I'm an independent developer building open-source MCP tooling. If you're using MCP servers with Claude Desktop or any other LLM client, I'd love to hear what problems you're hitting. Drop a comment or open an issue on GitHub.
Top comments (2)
The 4,800-token schema overhead is the part most posts skip. The proxy solves it, but only if downstream orchestrators can actually parse the aggregated schema you emit. On our own MCP server we watch LangGraph and CrewAI probe the endpoint, pull the schema once, and never place a tool call. A proxy hides the individual servers but still has to present one spec the orchestrator will accept. Did you standardize the shape your proxy emits (tool_name conventions, example invocations) or pass through whatever the upstream servers gave you? Curious whether a unified output shape moved the probe-to-invoke ratio.
Great question. Spine passes through the exact tool schemas from upstream servers — no renaming, no reshaping. Each server's tools keep their original names and schemas, so read_file from the filesystem server stays read_file, not spine_filesystem_read_file.
The reason: Claude Desktop (and most MCP clients) already expect the standard MCP tool format — name, description, inputSchema with JSON Schema. If I reshaped them into a unified convention, I'd break compatibility with any client that knows how to call the upstream tools directly.

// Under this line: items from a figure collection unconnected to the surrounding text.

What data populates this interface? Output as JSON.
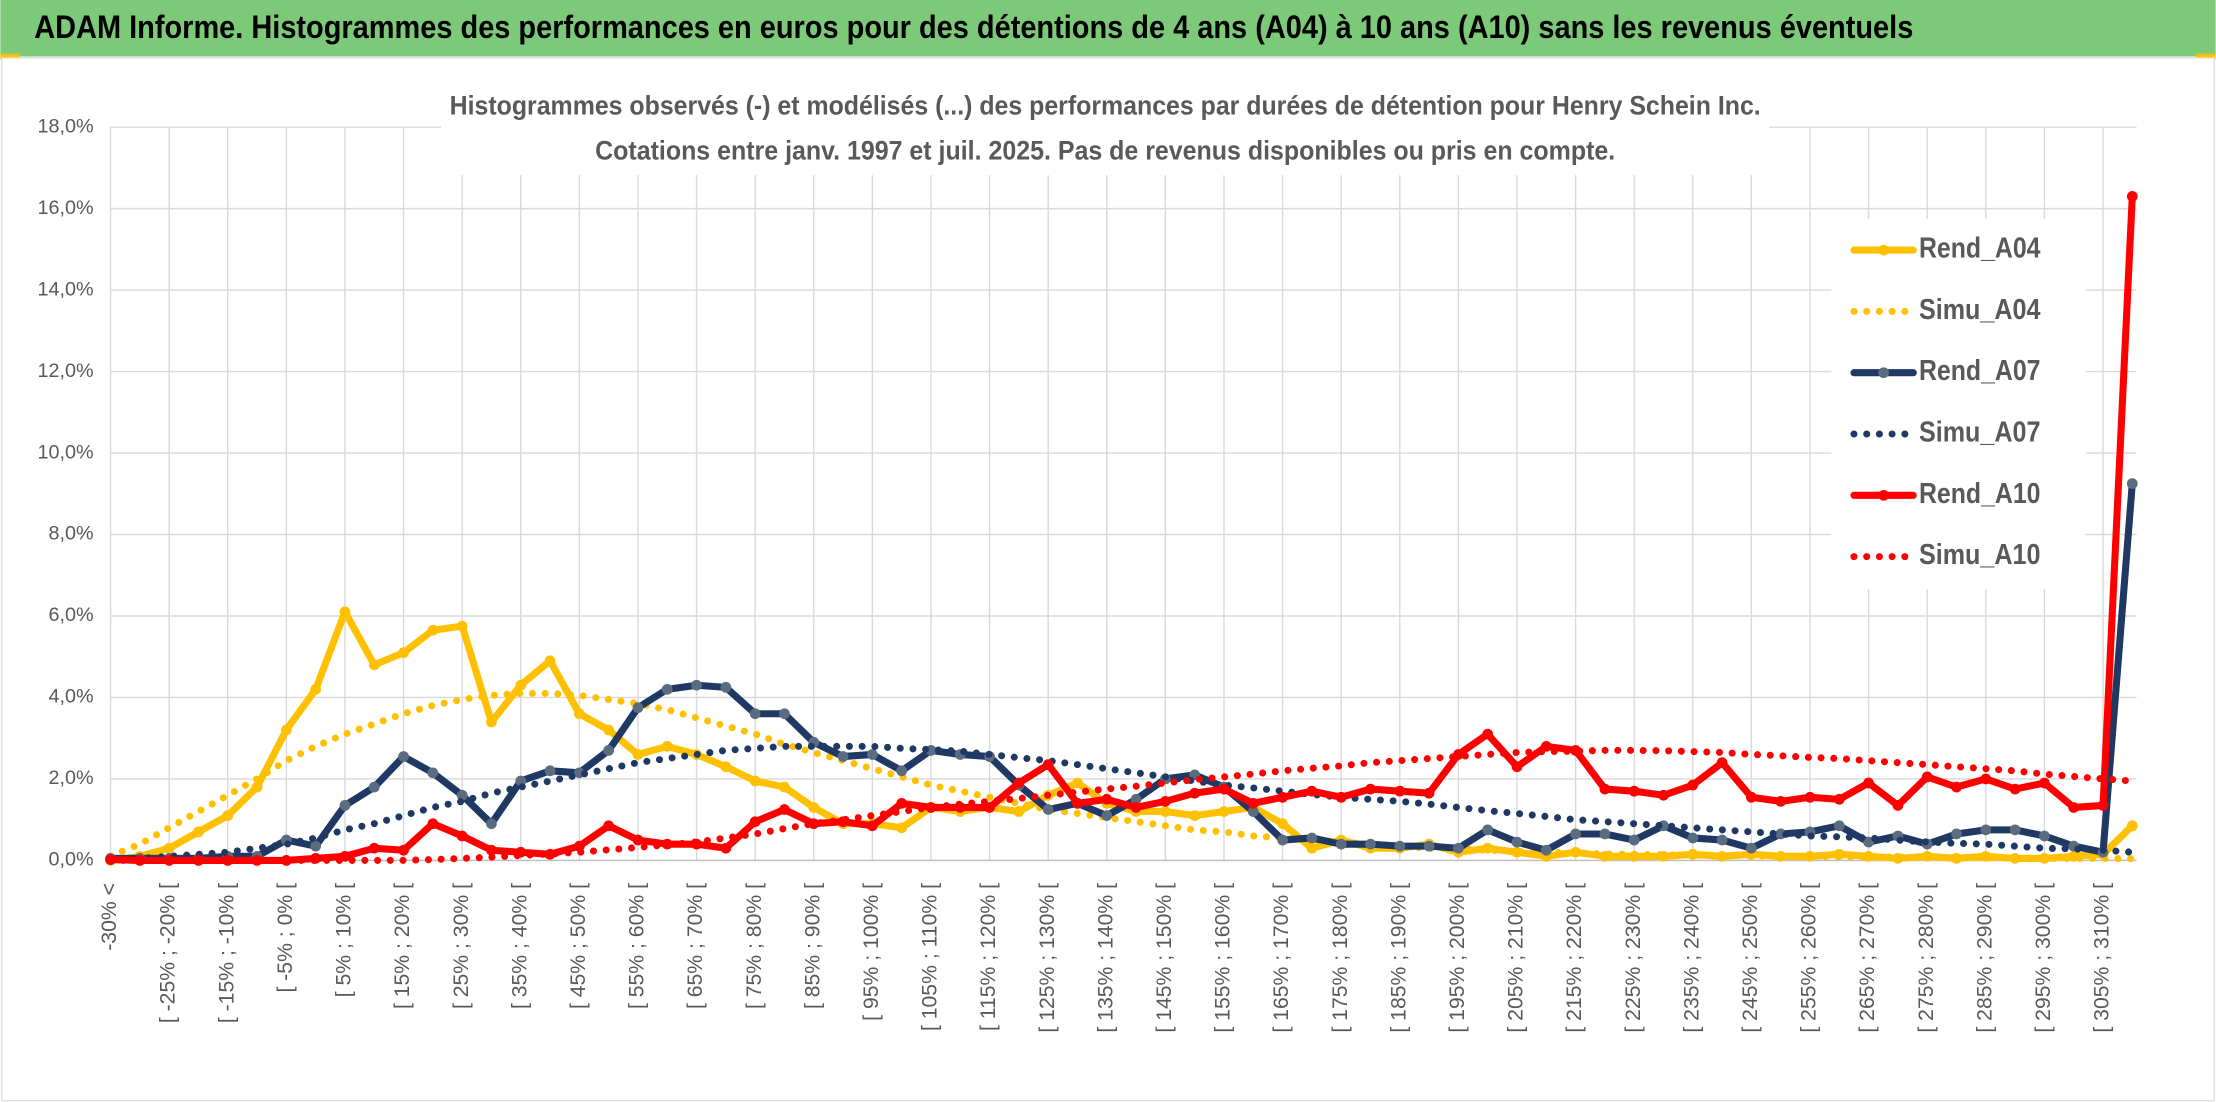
{
  "header": {
    "title": "ADAM Informe. Histogrammes des performances en euros pour des détentions de 4 ans (A04) à 10 ans (A10) sans les revenus éventuels"
  },
  "chart_data": {
    "type": "line",
    "title": "Histogrammes observés (-) et modélisés (...) des performances par durées de détention pour Henry Schein Inc.",
    "subtitle": "Cotations entre janv. 1997 et juil. 2025. Pas de revenus disponibles ou pris en compte.",
    "categories": [
      "-30% <",
      null,
      "[ -25% ; -20% [",
      null,
      "[ -15% ; -10% [",
      null,
      "[ -5% ; 0% [",
      null,
      "[ 5% ; 10% [",
      null,
      "[ 15% ; 20% [",
      null,
      "[ 25% ; 30% [",
      null,
      "[ 35% ; 40% [",
      null,
      "[ 45% ; 50% [",
      null,
      "[ 55% ; 60% [",
      null,
      "[ 65% ; 70% [",
      null,
      "[ 75% ; 80% [",
      null,
      "[ 85% ; 90% [",
      null,
      "[ 95% ; 100% [",
      null,
      "[ 105% ; 110% [",
      null,
      "[ 115% ; 120% [",
      null,
      "[ 125% ; 130% [",
      null,
      "[ 135% ; 140% [",
      null,
      "[ 145% ; 150% [",
      null,
      "[ 155% ; 160% [",
      null,
      "[ 165% ; 170% [",
      null,
      "[ 175% ; 180% [",
      null,
      "[ 185% ; 190% [",
      null,
      "[ 195% ; 200% [",
      null,
      "[ 205% ; 210% [",
      null,
      "[ 215% ; 220% [",
      null,
      "[ 225% ; 230% [",
      null,
      "[ 235% ; 240% [",
      null,
      "[ 245% ; 250% [",
      null,
      "[ 255% ; 260% [",
      null,
      "[ 265% ; 270% [",
      null,
      "[ 275% ; 280% [",
      null,
      "[ 285% ; 290% [",
      null,
      "[ 295% ; 300% [",
      null,
      "[ 305% ; 310% [",
      null
    ],
    "series": [
      {
        "name": "Rend_A04",
        "color": "#FFC000",
        "line_style": "solid",
        "values": [
          0.0,
          0.1,
          0.3,
          0.7,
          1.1,
          1.8,
          3.2,
          4.2,
          6.1,
          4.8,
          5.1,
          5.65,
          5.75,
          3.4,
          4.3,
          4.9,
          3.6,
          3.2,
          2.6,
          2.8,
          2.6,
          2.3,
          1.95,
          1.8,
          1.3,
          0.9,
          0.9,
          0.8,
          1.3,
          1.2,
          1.3,
          1.2,
          1.6,
          1.9,
          1.4,
          1.2,
          1.2,
          1.1,
          1.2,
          1.3,
          0.9,
          0.3,
          0.5,
          0.3,
          0.3,
          0.4,
          0.2,
          0.3,
          0.2,
          0.1,
          0.2,
          0.1,
          0.1,
          0.1,
          0.15,
          0.1,
          0.15,
          0.1,
          0.1,
          0.15,
          0.1,
          0.05,
          0.1,
          0.05,
          0.1,
          0.05,
          0.05,
          0.1,
          0.15,
          0.85
        ]
      },
      {
        "name": "Simu_A04",
        "color": "#FFC000",
        "line_style": "dotted",
        "values": [
          0.1,
          0.4,
          0.8,
          1.2,
          1.6,
          2.0,
          2.45,
          2.8,
          3.1,
          3.35,
          3.6,
          3.8,
          3.95,
          4.05,
          4.1,
          4.1,
          4.05,
          3.95,
          3.85,
          3.7,
          3.5,
          3.3,
          3.1,
          2.85,
          2.65,
          2.45,
          2.25,
          2.05,
          1.85,
          1.7,
          1.55,
          1.4,
          1.25,
          1.15,
          1.05,
          0.95,
          0.85,
          0.75,
          0.7,
          0.6,
          0.55,
          0.5,
          0.45,
          0.4,
          0.35,
          0.3,
          0.28,
          0.25,
          0.22,
          0.2,
          0.18,
          0.16,
          0.15,
          0.14,
          0.13,
          0.12,
          0.11,
          0.1,
          0.1,
          0.09,
          0.08,
          0.08,
          0.07,
          0.07,
          0.06,
          0.06,
          0.05,
          0.05,
          0.05,
          0.04
        ]
      },
      {
        "name": "Rend_A07",
        "color": "#1F3864",
        "marker_color": "#5B6B80",
        "line_style": "solid",
        "values": [
          0.05,
          0.05,
          0.05,
          0.05,
          0.1,
          0.1,
          0.5,
          0.35,
          1.35,
          1.8,
          2.55,
          2.15,
          1.6,
          0.9,
          1.95,
          2.2,
          2.15,
          2.7,
          3.75,
          4.2,
          4.3,
          4.25,
          3.6,
          3.6,
          2.9,
          2.55,
          2.6,
          2.2,
          2.7,
          2.6,
          2.55,
          1.85,
          1.25,
          1.4,
          1.1,
          1.5,
          2.0,
          2.1,
          1.8,
          1.2,
          0.5,
          0.55,
          0.4,
          0.4,
          0.35,
          0.35,
          0.3,
          0.75,
          0.45,
          0.25,
          0.65,
          0.65,
          0.5,
          0.85,
          0.55,
          0.5,
          0.3,
          0.65,
          0.7,
          0.85,
          0.45,
          0.6,
          0.4,
          0.65,
          0.75,
          0.75,
          0.6,
          0.35,
          0.2,
          9.25
        ]
      },
      {
        "name": "Simu_A07",
        "color": "#1F3864",
        "line_style": "dotted",
        "values": [
          0.0,
          0.05,
          0.1,
          0.15,
          0.2,
          0.3,
          0.4,
          0.55,
          0.75,
          0.9,
          1.1,
          1.3,
          1.45,
          1.65,
          1.8,
          1.95,
          2.1,
          2.25,
          2.4,
          2.5,
          2.6,
          2.7,
          2.75,
          2.8,
          2.8,
          2.8,
          2.8,
          2.75,
          2.72,
          2.68,
          2.6,
          2.52,
          2.45,
          2.35,
          2.25,
          2.15,
          2.05,
          1.95,
          1.85,
          1.78,
          1.7,
          1.62,
          1.55,
          1.5,
          1.45,
          1.38,
          1.3,
          1.22,
          1.15,
          1.08,
          1.0,
          0.95,
          0.9,
          0.85,
          0.8,
          0.75,
          0.7,
          0.65,
          0.6,
          0.58,
          0.55,
          0.5,
          0.45,
          0.42,
          0.4,
          0.35,
          0.3,
          0.28,
          0.25,
          0.2
        ]
      },
      {
        "name": "Rend_A10",
        "color": "#FF0000",
        "line_style": "solid",
        "values": [
          0.02,
          0,
          0,
          0,
          0,
          0,
          0,
          0.05,
          0.1,
          0.3,
          0.25,
          0.9,
          0.6,
          0.25,
          0.2,
          0.15,
          0.35,
          0.85,
          0.5,
          0.4,
          0.4,
          0.3,
          0.95,
          1.25,
          0.9,
          0.95,
          0.85,
          1.4,
          1.3,
          1.3,
          1.3,
          1.9,
          2.35,
          1.4,
          1.5,
          1.3,
          1.45,
          1.65,
          1.75,
          1.4,
          1.55,
          1.7,
          1.55,
          1.75,
          1.7,
          1.65,
          2.6,
          3.1,
          2.3,
          2.8,
          2.7,
          1.75,
          1.7,
          1.6,
          1.85,
          2.4,
          1.55,
          1.45,
          1.55,
          1.5,
          1.9,
          1.35,
          2.05,
          1.8,
          2.0,
          1.75,
          1.9,
          1.3,
          1.35,
          16.3
        ]
      },
      {
        "name": "Simu_A10",
        "color": "#FF0000",
        "line_style": "dotted",
        "values": [
          0,
          0,
          0,
          0,
          0,
          0,
          0,
          0,
          0,
          0,
          0,
          0.02,
          0.05,
          0.08,
          0.12,
          0.16,
          0.2,
          0.26,
          0.32,
          0.38,
          0.45,
          0.55,
          0.65,
          0.78,
          0.9,
          1.0,
          1.1,
          1.2,
          1.3,
          1.38,
          1.45,
          1.52,
          1.6,
          1.68,
          1.75,
          1.82,
          1.9,
          1.98,
          2.05,
          2.12,
          2.2,
          2.26,
          2.32,
          2.4,
          2.45,
          2.5,
          2.55,
          2.6,
          2.65,
          2.67,
          2.68,
          2.7,
          2.7,
          2.69,
          2.67,
          2.65,
          2.6,
          2.57,
          2.53,
          2.5,
          2.45,
          2.4,
          2.35,
          2.3,
          2.25,
          2.2,
          2.12,
          2.06,
          2.0,
          1.95
        ]
      }
    ],
    "ylim": [
      0,
      18
    ],
    "yticks": [
      {
        "value": 0,
        "label": "0,0%"
      },
      {
        "value": 2,
        "label": "2,0%"
      },
      {
        "value": 4,
        "label": "4,0%"
      },
      {
        "value": 6,
        "label": "6,0%"
      },
      {
        "value": 8,
        "label": "8,0%"
      },
      {
        "value": 10,
        "label": "10,0%"
      },
      {
        "value": 12,
        "label": "12,0%"
      },
      {
        "value": 14,
        "label": "14,0%"
      },
      {
        "value": 16,
        "label": "16,0%"
      },
      {
        "value": 18,
        "label": "18,0%"
      }
    ],
    "grid": true,
    "legend": "right"
  }
}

What the minifier does is strip the verbosity without changing the shape. Level 2 removes parameter descriptions, defaults, and metadata but keeps type, required, and the schema structure intact. The tool name and top-level description stay untouched. So the schema Claude sees is structurally identical to what the upstream server emits — just lighter.
On the probe-to-invoke ratio — I haven't tested with LangGraph or CrewAI specifically. Spine was built for Claude Desktop's stdio transport where there's a single client and no probe/retry cycle. If orchestrators are pulling the schema and then bailing, I'd guess the issue is either the tool count (60 tools is a lot to reason about) or the descriptions not being specific enough for the orchestrator to match against. The semantic router helps with that — it filters to 5-10 relevant tools per task context instead of presenting all 60 at once.
Would be curious to hear what the orchestrators are choking on in your case — is it the schema size, the tool count, or something about the format?